Lee Hyeon-jun, a senior at Kookmin University’s department of AI, big data and management, poses before presenting a co-authored paper at the 29th Annual Conference on Artificial Intelligence and Statistics held in Tangier, Morocco, in early May. Courtesy of Kookmin University
A Kookmin University research team presented a paper at the 29th Annual Conference on Artificial Intelligence and Statistics (AISTATS) held in Morocco, the school said Wednesday.
The team, led by assistant professor Kim Jang-ho of the College of Computer Science, includes Chung Jin-woo, a master’s student, and two undergraduate students, Lee Hyeon-jun and Jo Hyeon-sik, both from the department of AI, big data and management.
The school highlighted the significance of presenting the study at AISTATS 2026, which took place in the Moroccan city of Tangier from May 2-5.
Since its inception in 1985, AISTATS has been regarded as a premier international conference covering both theoretical and applied research in the field of artificial intelligence (AI).
The university said the paper, titled “SQuaT: Self-Supervised Knowledge Distillation via Student-Aware Quantized Teacher Features,” proposes a novel method for improving the performance of quantized models without requiring training labels.
A quantized model is a machine learning or deep learning model that uses lower-precision numerical representations for its weights and computations in order to reduce memory usage and improve computational efficiency. A training label is the correct answer or target value that a machine learning model uses during training.
The method, called Student-Aware Quantized Teacher Features (SQuaT), aligns the intermediate features of a high-precision teacher model to the representational range of a quantized student model by taking into account the range that the student model can express under quantization.
The research team pointed out that conventional label-free quantization-aware training (QAT) methods have primarily relied on logit-based knowledge distillation (KD), limiting their ability to fully exploit intermediate feature information.
In contrast, approaches that use feature-level knowledge distillation suffer from a different issue: The discrepancy in value ranges between the high-precision teacher model and the low-bit student model creates learning targets that are practically unattainable.
Knowledge distillation enables a smaller student model to learn from a larger teacher model, while feature-level refers to information or representations extracted from the intermediate layers of a neural network, rather than only the final output.

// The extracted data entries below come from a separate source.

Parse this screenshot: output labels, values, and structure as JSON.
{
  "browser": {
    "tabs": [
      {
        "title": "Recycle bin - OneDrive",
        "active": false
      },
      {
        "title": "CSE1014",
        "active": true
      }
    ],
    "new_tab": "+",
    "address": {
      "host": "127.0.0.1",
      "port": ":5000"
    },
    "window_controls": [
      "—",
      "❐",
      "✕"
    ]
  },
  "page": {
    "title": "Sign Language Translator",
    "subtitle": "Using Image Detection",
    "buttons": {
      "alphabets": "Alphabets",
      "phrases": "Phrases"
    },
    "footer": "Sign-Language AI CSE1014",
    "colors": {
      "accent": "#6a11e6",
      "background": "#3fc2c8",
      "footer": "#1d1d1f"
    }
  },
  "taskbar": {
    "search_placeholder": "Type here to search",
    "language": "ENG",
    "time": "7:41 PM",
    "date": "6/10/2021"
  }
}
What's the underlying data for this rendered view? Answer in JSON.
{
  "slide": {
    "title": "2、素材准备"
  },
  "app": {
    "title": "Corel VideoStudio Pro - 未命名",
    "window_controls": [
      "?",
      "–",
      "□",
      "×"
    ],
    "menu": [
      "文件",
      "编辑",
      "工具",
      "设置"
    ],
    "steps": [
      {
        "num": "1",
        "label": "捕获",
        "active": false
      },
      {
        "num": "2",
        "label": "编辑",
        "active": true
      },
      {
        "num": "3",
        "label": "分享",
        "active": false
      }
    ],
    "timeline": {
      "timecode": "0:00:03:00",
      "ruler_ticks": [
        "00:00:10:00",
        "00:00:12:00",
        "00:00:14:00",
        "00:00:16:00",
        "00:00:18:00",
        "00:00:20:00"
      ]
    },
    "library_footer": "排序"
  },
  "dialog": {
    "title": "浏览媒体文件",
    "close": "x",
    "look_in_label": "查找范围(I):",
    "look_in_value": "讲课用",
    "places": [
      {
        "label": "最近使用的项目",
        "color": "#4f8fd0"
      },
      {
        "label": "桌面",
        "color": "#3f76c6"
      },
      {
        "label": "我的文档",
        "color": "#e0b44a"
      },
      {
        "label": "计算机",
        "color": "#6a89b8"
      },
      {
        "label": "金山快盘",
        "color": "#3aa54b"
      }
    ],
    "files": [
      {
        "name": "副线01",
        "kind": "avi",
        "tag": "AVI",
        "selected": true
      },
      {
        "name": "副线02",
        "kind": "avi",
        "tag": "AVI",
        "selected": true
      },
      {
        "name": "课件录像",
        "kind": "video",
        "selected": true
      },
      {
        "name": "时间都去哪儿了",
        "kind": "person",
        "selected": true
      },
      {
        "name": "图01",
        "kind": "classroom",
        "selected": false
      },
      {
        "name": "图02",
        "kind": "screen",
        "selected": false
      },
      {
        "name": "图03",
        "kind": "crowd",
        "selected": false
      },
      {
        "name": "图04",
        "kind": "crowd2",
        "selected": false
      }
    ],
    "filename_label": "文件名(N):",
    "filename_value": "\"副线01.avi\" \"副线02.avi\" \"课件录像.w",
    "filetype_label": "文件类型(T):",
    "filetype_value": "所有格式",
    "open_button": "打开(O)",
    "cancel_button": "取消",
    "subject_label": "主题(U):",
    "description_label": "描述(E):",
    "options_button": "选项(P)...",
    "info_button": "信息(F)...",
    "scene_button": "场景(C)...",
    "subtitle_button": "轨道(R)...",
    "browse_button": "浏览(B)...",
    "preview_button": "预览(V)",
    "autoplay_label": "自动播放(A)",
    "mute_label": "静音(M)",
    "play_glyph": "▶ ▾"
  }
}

To address those problems, the team developed a student-aware projection method that leverages the quantization parameters of the student model to project the intermediate features of the teacher model into a quantized space that the student can actually represent.
Through this approach, the team reduced the feature mismatch between the teacher and student models and demonstrated that more stable quantization-aware training is possible even in label-free settings.
“Through comprehensive experiments across diverse settings, we demonstrate that SQuaT consistently outperforms strong baselines, with particularly pronounced gains in extreme low-bit (e.g., 1- and 2-bit) settings,” the team stated in the paper.
The university said the study is significant in that it improves the performance of lightweight AI models while reducing the need for additional labeling costs.
The team has publicly released the SQuaT code so that it can be utilized in various studies on quantization and knowledge distillation. It said it plans to continue research on the development of efficient AI models in the future.